Wednesday, March 21, 2012

Interracial Love on Parenthood

WARNING: This post contains small spoilers.

I just started watching Parenthood a couple weeks ago through Netflix instant streaming. While I haven't yet finished season 1, it looks like baby mama Jasmine (Joy Bryant) and baby daddy Crosby (Dax Shephard) will be adding their burgeoning relationship to the small list of interracial TV couples. Or, as revealed through skimming headlines in search of a photo, will at least provide and on again off again pairing, which will no doubt result in a steady relationship by the end of the series.

Jasmine, Crosby and Jabbar in Parenthood
  As Parenthood opens, bachelor/player Crosby finds out he has a son named Jabbar (Tyree Brown) when Jasmine suddenly appears with child in tow after their brief fling five years earlier. So far, the storyline is relatively race-free aside from first meetings between the characters' families. Crosby's parents experience five seconds of surprise quickly followed by insistence that Jabbar refer to them as Grandma and Grandpa.

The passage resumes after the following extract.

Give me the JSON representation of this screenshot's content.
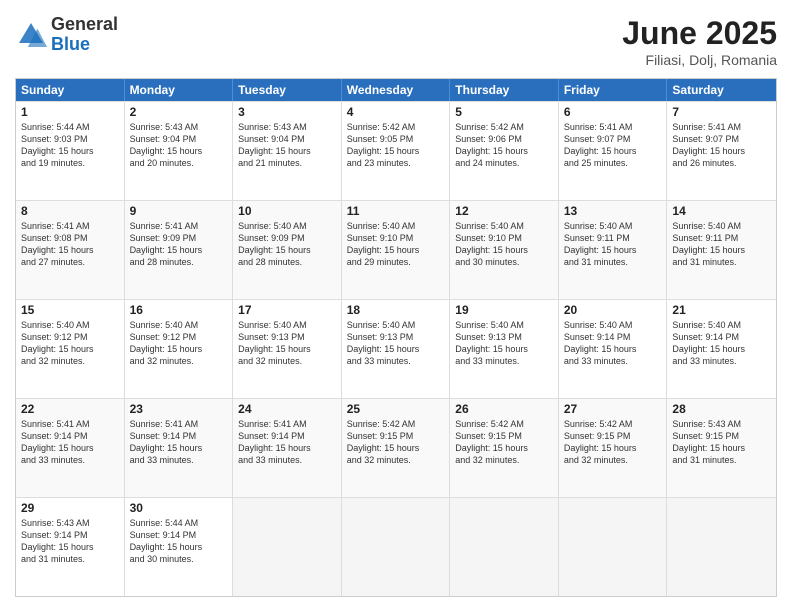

Jasmine's family exhibits thinly-veiled hatred toward Crosby (which Crosby's father announces is most surely due to his race) until Jasmine informs everyone that she had pretended Crosby had left her and the baby even though in reality he had never known about Jabbar. Crosby's mother Camille (Bonnie Bedelia) wins over Jasmine's family by knowing that Jasmine's brother was named after a black political figure. In response to their surprise she asserts, "Berkeley in the 60s, baby."

Black women who are attracted to white men--and vice versa--are often deprived of seeing those same pairings in healthy relationships on TV. Parenthood seems to do a good job of creating a realistic (if not slightly utopian) interracial duo to fill this void. Additionally, if my knowledge of TV-land and its story arcs does its job here, I can go so far as to say that Jasmine and Crosby will be the Ross and Rachel of Friends, the Big and Carrie of Sex and the City, and the Luke and Lorelei of Gilmore Girls. Perhaps not in such an iconic fashion, but at least in terms of a popular story device in which the pull and push of the character's affections continues throughout the series.